Maintaining your body at a healthy weight sounds simple: Eat enough to power your daily activities, not more. Maintaining a healthy weight really can be as simple as that, but making that shift when you are already carrying extra pounds can be daunting.
When you feel stressed, your body produces cortisol. Cortisol lowers your metabolism and stimulates appetite, making it harder to lose weight.
Stress and Cortisol
Dr. Dominique Fradin Read emphasizes the importance of body and mind biochemistry in maintaining health and preventing disease. When you feel stressed, your body produces cortisol – a hormone that plays a role in the “fight or flight” adrenal response. Cortisol lowers your metabolism, making you more likely to gain weight. Cortisol also stimulates appetite, which contributes to people seeking comfort food.
Comfort food typically delivers a high dose of calories from carbohydrates and fat, and calories eaten while in a high-cortisol state tend to stick around.
Stress and Sleep
When your biochemistry is disrupted by stress you may find it difficult to relax for sleep at the end of the day. Unfortunately, not getting enough quality sleep could be contributing to your overall stress level. Sleep is the body’s time for repair and rejuvenation; if you aren’t getting adequate sleep (8 hours per night) you aren’t giving your body time to clear the previous day’s stresses from your cells. You are more likely to repeat the cycle of stress chemistry that leads to weight gain the following day.
Stress and Exercise
If you are fatigued from stress and lack of sleep, you may avoid getting the exercise you need for optimal weight and better health. Fortunately, exercise is one factor you can easily control, which in turn has a positive effect on the other three: exercise can reduce stress, promote weight loss, and encourage healthy sleep.
Because stress chemistry, sleep, comfort eating, energy, and exercise are so interrelated, it can be difficult to untangle the knot of feedback loops keeping you from losing weight.
Stop the Cycle
Because stress chemistry, sleep, comfort eating, energy, and exercise are so interrelated, it can be difficult to untangle the knot of feedback loops keeping you from losing weight.
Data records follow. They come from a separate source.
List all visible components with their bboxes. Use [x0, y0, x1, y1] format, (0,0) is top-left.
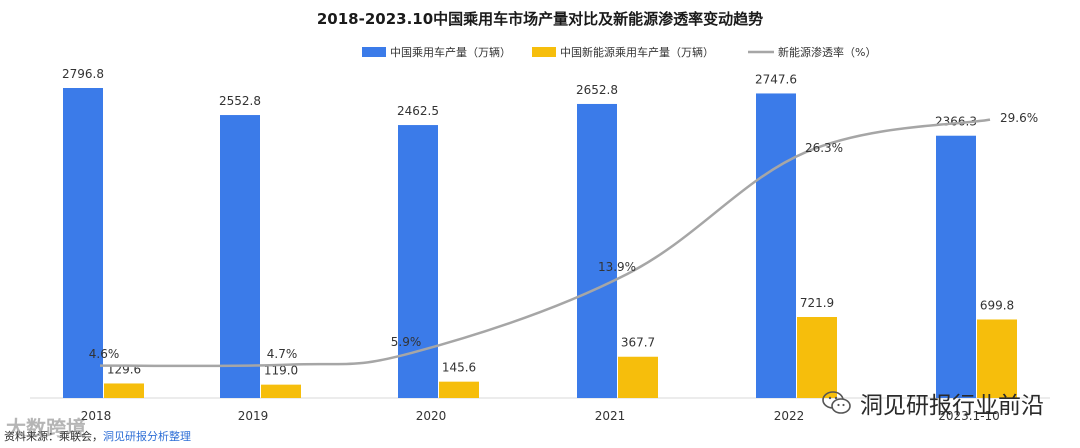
source-org: 乘联会，: [59, 430, 103, 443]
penetration-label-4: 26.3%: [805, 141, 843, 155]
watermark-right-text: 洞见研报行业前沿: [860, 393, 1044, 419]
bar-total-label-1: 2552.8: [219, 94, 261, 108]
x-tick-4: 2022: [774, 409, 805, 423]
legend-total-swatch: [362, 47, 386, 57]
watermark-right: 洞见研报行业前沿: [822, 386, 1044, 420]
x-tick-2: 2020: [416, 409, 447, 423]
penetration-line: [99, 118, 991, 368]
source-note: 资料来源：乘联会，洞见研报分析整理: [4, 428, 191, 444]
bar-total-2: [398, 125, 438, 398]
bar-nev-label-3: 367.7: [621, 336, 655, 350]
bar-total-0: [63, 88, 103, 398]
bar-nev-2: [439, 381, 479, 398]
bar-nev-1: [261, 384, 301, 398]
bar-nev-3: [618, 356, 658, 398]
bar-total-label-0: 2796.8: [62, 67, 104, 81]
bar-nev-label-5: 699.8: [980, 298, 1014, 312]
x-tick-1: 2019: [238, 409, 269, 423]
bar-nev-label-1: 119.0: [264, 364, 298, 378]
bar-total-label-2: 2462.5: [397, 104, 439, 118]
x-axis-ticks: 2018 2019 2020 2021 2022 2023.1-10: [81, 409, 1000, 423]
bar-total-label-4: 2747.6: [755, 72, 797, 86]
source-analysis: 洞见研报分析整理: [103, 430, 191, 443]
bar-nev-4: [797, 317, 837, 398]
bar-nev-5: [977, 319, 1017, 398]
bar-nev-label-2: 145.6: [442, 361, 476, 375]
bar-nev-label-4: 721.9: [800, 296, 834, 310]
legend-penetration-label: 新能源渗透率（%）: [778, 45, 876, 59]
wechat-icon: [822, 391, 851, 414]
penetration-label-5: 29.6%: [1000, 111, 1038, 125]
penetration-label-0: 4.6%: [89, 347, 120, 361]
bar-total-1: [220, 115, 260, 398]
watermark-left: 大数跨境: [6, 416, 86, 440]
penetration-label-1: 4.7%: [267, 347, 298, 361]
legend: 中国乘用车产量（万辆） 中国新能源乘用车产量（万辆） 新能源渗透率（%）: [362, 45, 876, 59]
bar-total-5: [936, 135, 976, 398]
bar-total-label-3: 2652.8: [576, 83, 618, 97]
series-nev-penetration: 4.6% 4.7% 5.9% 13.9% 26.3% 29.6%: [89, 111, 1038, 368]
source-prefix: 资料来源：: [4, 430, 59, 443]
bar-nev-0: [104, 383, 144, 398]
x-tick-3: 2021: [595, 409, 626, 423]
x-tick-0: 2018: [81, 409, 112, 423]
penetration-label-3: 13.9%: [598, 260, 636, 274]
penetration-label-2: 5.9%: [391, 335, 422, 349]
bar-total-4: [756, 93, 796, 399]
bar-total-3: [577, 103, 617, 399]
legend-nev-swatch: [532, 47, 556, 57]
legend-total-label: 中国乘用车产量（万辆）: [390, 45, 511, 59]
x-tick-5: 2023.1-10: [938, 409, 1000, 423]
legend-nev-label: 中国新能源乘用车产量（万辆）: [560, 45, 714, 59]
chart-title: 2018-2023.10中国乘用车市场产量对比及新能源渗透率变动趋势: [317, 10, 763, 28]
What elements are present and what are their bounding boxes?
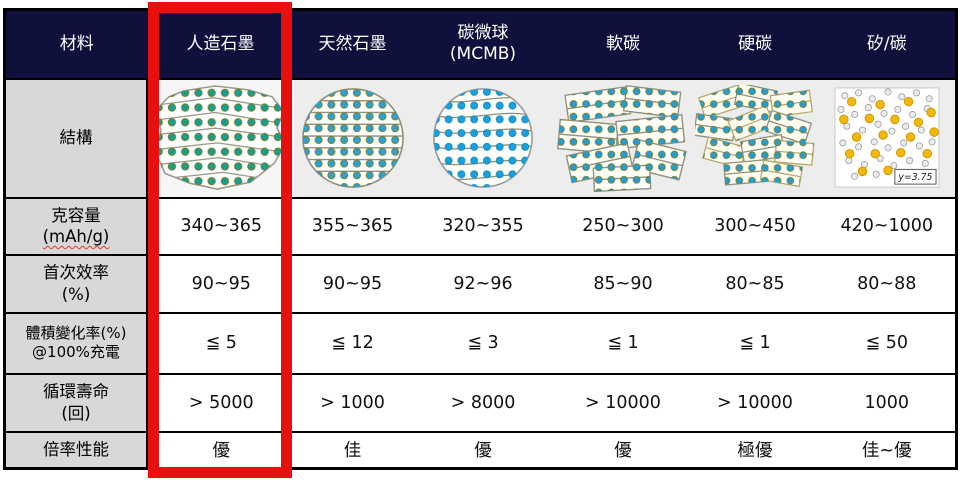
first-efficiency-natural-graphite: 90~95: [293, 253, 412, 313]
header-soft-carbon: 軟碳: [554, 9, 692, 79]
capacity-si-carbon: 420~1000: [818, 196, 957, 255]
volume-change-mcmb: ≦ 3: [411, 311, 555, 374]
header-row: 材料 人造石墨 天然石墨 碳微球 (MCMB) 軟碳 硬碳: [4, 9, 957, 79]
first-efficiency-soft-carbon: 85~90: [554, 253, 692, 313]
structure-cell-soft-carbon: [554, 77, 692, 198]
volume-change-si-carbon: ≦ 50: [818, 311, 957, 374]
header-hard-carbon: 硬碳: [691, 9, 819, 79]
capacity-artificial-graphite: 340~365: [147, 196, 294, 255]
soft-carbon-structure-icon: [556, 84, 687, 192]
row-label-rate-performance: 倍率性能: [4, 430, 149, 469]
cycle-life-mcmb: > 8000: [411, 372, 555, 432]
first-efficiency-hard-carbon: 80~85: [691, 253, 819, 313]
silicon-carbon-structure-icon: y=3.75: [834, 87, 940, 188]
structure-cell-si-carbon: y=3.75: [818, 77, 957, 198]
si-c-annotation: y=3.75: [897, 172, 932, 183]
rate-performance-artificial-graphite: 優: [147, 430, 294, 469]
capacity-soft-carbon: 250~300: [554, 196, 692, 255]
cycle-life-soft-carbon: > 10000: [554, 372, 692, 432]
cycle-life-row: 循環壽命 (回) > 5000 > 1000 > 8000 > 10000 > …: [4, 372, 957, 432]
structure-cell-mcmb: [411, 77, 555, 198]
cycle-life-artificial-graphite: > 5000: [147, 372, 294, 432]
volume-change-artificial-graphite: ≦ 5: [147, 311, 294, 374]
natural-graphite-structure-icon: [301, 88, 404, 188]
volume-change-soft-carbon: ≦ 1: [554, 311, 692, 374]
row-label-volume-change: 體積變化率(%) @100%充電: [4, 311, 149, 374]
rate-performance-hard-carbon: 極優: [691, 430, 819, 469]
structure-row: 結構: [4, 77, 957, 198]
header-si-carbon: 矽/碳: [818, 9, 957, 79]
structure-cell-natural-graphite: [293, 77, 412, 198]
volume-change-natural-graphite: ≦ 12: [293, 311, 412, 374]
hard-carbon-structure-icon: [695, 85, 815, 188]
volume-change-hard-carbon: ≦ 1: [691, 311, 819, 374]
rate-performance-mcmb: 優: [411, 430, 555, 469]
mcmb-structure-icon: [433, 88, 533, 188]
first-efficiency-si-carbon: 80~88: [818, 253, 957, 313]
header-natural-graphite: 天然石墨: [293, 9, 412, 79]
cycle-life-hard-carbon: > 10000: [691, 372, 819, 432]
cycle-life-si-carbon: 1000: [818, 372, 957, 432]
rate-performance-natural-graphite: 佳: [293, 430, 412, 469]
rate-performance-si-carbon: 佳~優: [818, 430, 957, 469]
structure-cell-hard-carbon: [691, 77, 819, 198]
anode-materials-table: 材料 人造石墨 天然石墨 碳微球 (MCMB) 軟碳 硬碳: [3, 8, 958, 470]
row-label-first-efficiency: 首次效率 (%): [4, 253, 149, 313]
first-efficiency-row: 首次效率 (%) 90~95 90~95 92~96 85~90 80~85 8…: [4, 253, 957, 313]
volume-change-row: 體積變化率(%) @100%充電 ≦ 5 ≦ 12 ≦ 3 ≦ 1 ≦ 1 ≦ …: [4, 311, 957, 374]
cycle-life-natural-graphite: > 1000: [293, 372, 412, 432]
row-label-capacity: 克容量 (mAh/g): [4, 196, 149, 255]
capacity-natural-graphite: 355~365: [293, 196, 412, 255]
first-efficiency-mcmb: 92~96: [411, 253, 555, 313]
row-label-structure: 結構: [4, 77, 149, 198]
header-mcmb: 碳微球 (MCMB): [411, 9, 555, 79]
capacity-row: 克容量 (mAh/g) 340~365 355~365 320~355 250~…: [4, 196, 957, 255]
capacity-hard-carbon: 300~450: [691, 196, 819, 255]
rate-performance-soft-carbon: 優: [554, 430, 692, 469]
first-efficiency-artificial-graphite: 90~95: [147, 253, 294, 313]
rate-performance-row: 倍率性能 優 佳 優 優 極優 佳~優: [4, 430, 957, 469]
header-material-label: 材料: [59, 33, 94, 54]
row-label-cycle-life: 循環壽命 (回): [4, 372, 149, 432]
capacity-mcmb: 320~355: [411, 196, 555, 255]
artificial-graphite-structure-icon: [153, 85, 287, 190]
structure-cell-artificial-graphite: [147, 77, 294, 198]
header-artificial-graphite: 人造石墨: [147, 9, 294, 79]
header-material: 材料: [4, 9, 148, 79]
If you are struggling to get these factors under control, a weight loss specialist may help you to identify priorities and begin to make changes for better health.
The prospect of losing weight should not add another stress to an already challenging day. When you begin to make positive changes in your health, better sleep, more energy, and less stress can be the result. With new, positive feedback loops established, maintaining a healthy weight becomes the natural result of your healthy lifestyle.